In probably every major U.S. city, more funding for public works would be welcomed with open arms. When that doesn’t happen, however, cities must get creative.
Kansas City is responsible for more than 6,000 miles of streets on an annual public works budget of about $8 million. According to city CIO Bob Bennett, that means the city could repair or resurface about 20 to 25 miles of streets per year.
That is, until he and his data scientist were tasked by the Public Works department’s director to devise a method of predicting where potholes would most likely develop. Traditionally, citizens report potholes to 311 after they’ve formed, which kicks off a longer process that eventually ends with the hole being filled.
“We kind of looked at each other and said, ‘Well, if that’s what you want, that’s what we’ll give you,’” Bennett said.
It took about three weeks to develop a pothole predictor that allows the department to perform preventative maintenance on the roads, Bennett said. In that time, he and his team developed a system based on 18 variables grouped into three categories:
1. Current condition of the road. Public Works conducts an analysis of the more than 6,000 miles of road about every three years, Bennett said. Workers characterize the roads based on segments, which can be as short as about 300 meters or as long as a half-mile.
2.Who built the road. The city takes into account expected road lifespans and problems associated with various contractors’ work. “We know what the strengths and weaknesses are of the different entities,” Bennett said.
3.Weather data. There are two major pieces here: the type and amount of precipitation per day, and how many freeze/thaw cycles a segment of roadway experiences. Bennett explained a freeze/thaw cycle as a 24-hour period in which the temperature changes more than 15 degrees Fahrenheit from below freezing.
The program, which was initially implemented in a test phase in 2017, should improve Public Works’ capacity for preventative maintenance in the coming years, which means more risk segments will be repaired before potholes form. The city has expanded testing to 10 arterial roads now, and in several months, officials should know if potholes are indeed forming where they’re expected to.
In addition to the factors outlined in the section above, the system uses existing traffic cameras to provide data related to traffic volume and anomalies such as traffic accidents. The city’s Main Street alone has 178 sensors. Because the project relies on software upgrades rather than the installation of new equipment, Kansas City is saving money.
Recent years have seen a spike in city modernization efforts, including a Main Street corridor development plan that features a new streetcar line and public Wi-Fi. These projects are designed to make life easier for Kansas City residents.
“I have a very progressive individual in both [the city manager and mayor] seats, who are always looking for ways to use technology to digitize the wisdom of the incredibly talented workforce that we already have,” Bennett said. “For them, modernization is a priority, and therefore I’m able to gain access to collective wisdom in the departments without a whole lot of drama.”

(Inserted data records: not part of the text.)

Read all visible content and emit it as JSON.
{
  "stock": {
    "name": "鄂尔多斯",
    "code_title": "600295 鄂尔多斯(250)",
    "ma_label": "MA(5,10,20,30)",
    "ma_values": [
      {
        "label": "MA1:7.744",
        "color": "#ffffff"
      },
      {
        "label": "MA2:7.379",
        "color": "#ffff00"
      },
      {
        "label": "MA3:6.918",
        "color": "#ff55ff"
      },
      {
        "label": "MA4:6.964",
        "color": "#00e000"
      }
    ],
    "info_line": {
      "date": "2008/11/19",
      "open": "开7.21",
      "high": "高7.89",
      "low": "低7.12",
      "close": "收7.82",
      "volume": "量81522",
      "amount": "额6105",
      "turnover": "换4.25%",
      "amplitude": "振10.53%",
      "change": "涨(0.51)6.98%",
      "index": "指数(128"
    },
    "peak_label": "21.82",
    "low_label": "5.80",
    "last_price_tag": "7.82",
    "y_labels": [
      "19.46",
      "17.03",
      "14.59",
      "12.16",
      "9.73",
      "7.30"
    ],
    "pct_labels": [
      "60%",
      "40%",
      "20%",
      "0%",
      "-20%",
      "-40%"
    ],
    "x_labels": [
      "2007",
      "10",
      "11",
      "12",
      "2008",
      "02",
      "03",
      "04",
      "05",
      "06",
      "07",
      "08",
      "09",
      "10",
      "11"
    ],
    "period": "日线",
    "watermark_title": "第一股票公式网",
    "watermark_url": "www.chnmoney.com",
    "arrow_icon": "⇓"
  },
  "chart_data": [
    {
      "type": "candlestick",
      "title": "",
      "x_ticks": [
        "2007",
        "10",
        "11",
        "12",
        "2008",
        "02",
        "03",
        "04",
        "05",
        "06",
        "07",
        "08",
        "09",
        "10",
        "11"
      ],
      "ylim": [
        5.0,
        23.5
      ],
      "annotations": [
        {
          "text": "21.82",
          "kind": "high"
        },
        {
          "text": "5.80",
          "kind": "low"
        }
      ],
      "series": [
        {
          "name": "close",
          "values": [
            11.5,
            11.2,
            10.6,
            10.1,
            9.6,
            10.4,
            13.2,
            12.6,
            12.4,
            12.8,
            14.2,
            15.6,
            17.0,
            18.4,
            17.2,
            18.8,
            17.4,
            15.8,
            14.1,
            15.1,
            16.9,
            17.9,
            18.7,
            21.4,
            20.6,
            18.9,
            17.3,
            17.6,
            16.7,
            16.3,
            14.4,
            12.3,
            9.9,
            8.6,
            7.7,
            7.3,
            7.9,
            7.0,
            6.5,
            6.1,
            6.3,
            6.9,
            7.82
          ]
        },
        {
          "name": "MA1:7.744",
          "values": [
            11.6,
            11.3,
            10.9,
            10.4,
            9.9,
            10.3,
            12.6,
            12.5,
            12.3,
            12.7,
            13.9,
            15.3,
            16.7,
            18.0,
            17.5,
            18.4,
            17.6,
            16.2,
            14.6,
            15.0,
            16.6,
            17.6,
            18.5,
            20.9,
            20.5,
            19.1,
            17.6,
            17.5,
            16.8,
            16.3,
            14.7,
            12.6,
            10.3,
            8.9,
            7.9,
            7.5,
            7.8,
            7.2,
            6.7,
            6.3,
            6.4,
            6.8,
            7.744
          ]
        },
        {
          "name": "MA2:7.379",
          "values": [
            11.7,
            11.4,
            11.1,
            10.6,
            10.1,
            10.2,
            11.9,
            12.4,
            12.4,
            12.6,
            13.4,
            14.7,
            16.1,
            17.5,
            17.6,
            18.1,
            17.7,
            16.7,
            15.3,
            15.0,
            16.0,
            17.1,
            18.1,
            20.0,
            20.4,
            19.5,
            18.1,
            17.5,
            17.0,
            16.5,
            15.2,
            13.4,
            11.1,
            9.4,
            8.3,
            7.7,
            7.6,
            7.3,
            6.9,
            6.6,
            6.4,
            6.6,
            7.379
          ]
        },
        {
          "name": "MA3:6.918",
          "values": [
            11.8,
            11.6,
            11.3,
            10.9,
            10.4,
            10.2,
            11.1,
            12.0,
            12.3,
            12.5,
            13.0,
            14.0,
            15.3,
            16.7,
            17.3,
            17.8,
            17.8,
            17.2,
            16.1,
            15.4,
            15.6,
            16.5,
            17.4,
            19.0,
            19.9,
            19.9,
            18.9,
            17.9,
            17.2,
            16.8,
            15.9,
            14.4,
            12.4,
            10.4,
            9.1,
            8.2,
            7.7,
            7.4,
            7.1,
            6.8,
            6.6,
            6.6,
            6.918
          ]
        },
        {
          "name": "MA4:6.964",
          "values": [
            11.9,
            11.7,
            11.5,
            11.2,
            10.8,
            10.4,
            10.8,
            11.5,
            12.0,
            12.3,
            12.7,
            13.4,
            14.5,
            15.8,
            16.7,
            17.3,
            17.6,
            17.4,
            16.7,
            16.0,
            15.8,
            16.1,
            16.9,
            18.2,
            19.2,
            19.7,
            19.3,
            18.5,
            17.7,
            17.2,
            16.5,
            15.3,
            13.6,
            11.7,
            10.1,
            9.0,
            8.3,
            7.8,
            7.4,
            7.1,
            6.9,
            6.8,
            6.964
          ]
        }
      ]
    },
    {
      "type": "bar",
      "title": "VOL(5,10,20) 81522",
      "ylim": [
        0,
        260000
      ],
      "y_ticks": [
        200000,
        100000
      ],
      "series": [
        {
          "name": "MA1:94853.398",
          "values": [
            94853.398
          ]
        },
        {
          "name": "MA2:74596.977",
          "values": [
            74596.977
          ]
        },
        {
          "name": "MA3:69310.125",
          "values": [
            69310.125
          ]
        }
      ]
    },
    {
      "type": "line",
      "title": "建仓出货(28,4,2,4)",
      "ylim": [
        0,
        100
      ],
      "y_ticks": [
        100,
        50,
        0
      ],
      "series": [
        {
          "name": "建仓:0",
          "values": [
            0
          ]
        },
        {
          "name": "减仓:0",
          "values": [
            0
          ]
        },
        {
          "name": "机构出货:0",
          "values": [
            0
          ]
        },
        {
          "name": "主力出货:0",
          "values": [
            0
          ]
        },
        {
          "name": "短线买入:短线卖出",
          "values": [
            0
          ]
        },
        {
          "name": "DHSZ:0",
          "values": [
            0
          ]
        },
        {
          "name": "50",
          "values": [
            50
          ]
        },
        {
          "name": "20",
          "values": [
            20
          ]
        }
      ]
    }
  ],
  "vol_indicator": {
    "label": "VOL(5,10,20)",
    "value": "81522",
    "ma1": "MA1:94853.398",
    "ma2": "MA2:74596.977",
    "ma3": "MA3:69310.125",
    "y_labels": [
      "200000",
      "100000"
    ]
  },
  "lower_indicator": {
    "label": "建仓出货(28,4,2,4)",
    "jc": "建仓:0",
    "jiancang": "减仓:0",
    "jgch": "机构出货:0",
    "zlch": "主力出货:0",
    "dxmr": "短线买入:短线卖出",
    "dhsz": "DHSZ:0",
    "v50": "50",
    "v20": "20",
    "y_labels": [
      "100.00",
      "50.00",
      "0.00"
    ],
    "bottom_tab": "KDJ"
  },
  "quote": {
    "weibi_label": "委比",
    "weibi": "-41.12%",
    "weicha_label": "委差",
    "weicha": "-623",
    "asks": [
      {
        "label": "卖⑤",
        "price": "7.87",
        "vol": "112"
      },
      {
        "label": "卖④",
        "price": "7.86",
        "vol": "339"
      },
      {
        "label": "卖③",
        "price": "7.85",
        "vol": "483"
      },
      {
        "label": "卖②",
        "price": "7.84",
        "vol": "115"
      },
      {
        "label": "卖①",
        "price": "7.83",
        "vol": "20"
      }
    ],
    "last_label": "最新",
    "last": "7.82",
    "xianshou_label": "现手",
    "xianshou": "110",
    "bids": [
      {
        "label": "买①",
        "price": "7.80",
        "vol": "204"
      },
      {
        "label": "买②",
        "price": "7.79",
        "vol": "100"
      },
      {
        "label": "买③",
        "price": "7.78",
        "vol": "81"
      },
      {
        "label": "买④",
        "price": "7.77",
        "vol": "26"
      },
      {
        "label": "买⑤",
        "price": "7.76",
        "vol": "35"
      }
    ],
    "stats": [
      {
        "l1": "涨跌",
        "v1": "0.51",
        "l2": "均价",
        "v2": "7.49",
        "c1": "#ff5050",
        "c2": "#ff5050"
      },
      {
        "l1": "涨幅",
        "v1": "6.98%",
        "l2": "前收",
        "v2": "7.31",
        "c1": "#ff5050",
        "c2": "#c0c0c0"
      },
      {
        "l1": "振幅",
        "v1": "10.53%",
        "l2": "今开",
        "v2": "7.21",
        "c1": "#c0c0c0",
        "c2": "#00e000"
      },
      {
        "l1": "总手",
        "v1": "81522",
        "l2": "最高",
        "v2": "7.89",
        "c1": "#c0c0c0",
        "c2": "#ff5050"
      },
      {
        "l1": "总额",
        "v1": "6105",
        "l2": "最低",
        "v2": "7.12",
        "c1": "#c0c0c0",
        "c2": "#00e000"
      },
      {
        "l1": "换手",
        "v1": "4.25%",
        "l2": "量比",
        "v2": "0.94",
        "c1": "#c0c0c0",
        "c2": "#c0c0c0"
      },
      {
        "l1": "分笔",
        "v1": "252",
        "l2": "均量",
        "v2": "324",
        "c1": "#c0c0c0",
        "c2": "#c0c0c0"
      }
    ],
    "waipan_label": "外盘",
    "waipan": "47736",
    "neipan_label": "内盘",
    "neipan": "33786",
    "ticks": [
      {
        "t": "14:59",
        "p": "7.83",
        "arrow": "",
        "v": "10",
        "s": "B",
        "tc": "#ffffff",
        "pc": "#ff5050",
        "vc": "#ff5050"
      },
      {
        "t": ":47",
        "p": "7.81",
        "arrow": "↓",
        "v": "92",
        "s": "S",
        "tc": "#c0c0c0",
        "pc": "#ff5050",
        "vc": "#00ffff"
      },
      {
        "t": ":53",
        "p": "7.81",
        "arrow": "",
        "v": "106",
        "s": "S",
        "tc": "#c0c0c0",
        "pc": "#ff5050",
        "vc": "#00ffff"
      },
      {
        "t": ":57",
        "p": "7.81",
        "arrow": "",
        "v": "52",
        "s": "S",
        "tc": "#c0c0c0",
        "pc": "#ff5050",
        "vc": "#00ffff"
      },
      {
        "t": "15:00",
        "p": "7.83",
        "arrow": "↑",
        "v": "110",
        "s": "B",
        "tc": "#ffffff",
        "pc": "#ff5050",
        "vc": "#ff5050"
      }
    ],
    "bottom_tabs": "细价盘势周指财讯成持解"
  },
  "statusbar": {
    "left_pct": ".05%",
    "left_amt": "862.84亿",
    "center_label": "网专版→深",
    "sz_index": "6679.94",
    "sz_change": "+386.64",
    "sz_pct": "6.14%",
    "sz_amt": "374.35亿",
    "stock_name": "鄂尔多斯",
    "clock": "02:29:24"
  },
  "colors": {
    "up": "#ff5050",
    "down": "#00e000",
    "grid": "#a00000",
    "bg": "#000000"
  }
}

It’s yet to be seen if the algorithm is as precise as Bennett hopes, or if it needs some adjusting. But he estimates it will enable Public Works to repair or resurface 35 to 45 miles of streets every year, compared to the 20 to 25 miles it handles yearly now. That means smoother rides for Kansas City drivers.
Bennett believes that government is not actually in charge of anything — it’s a part of the solution, but not the whole thing. He recommended that other government workers looking to make a difference accept that their primary function is to enable others.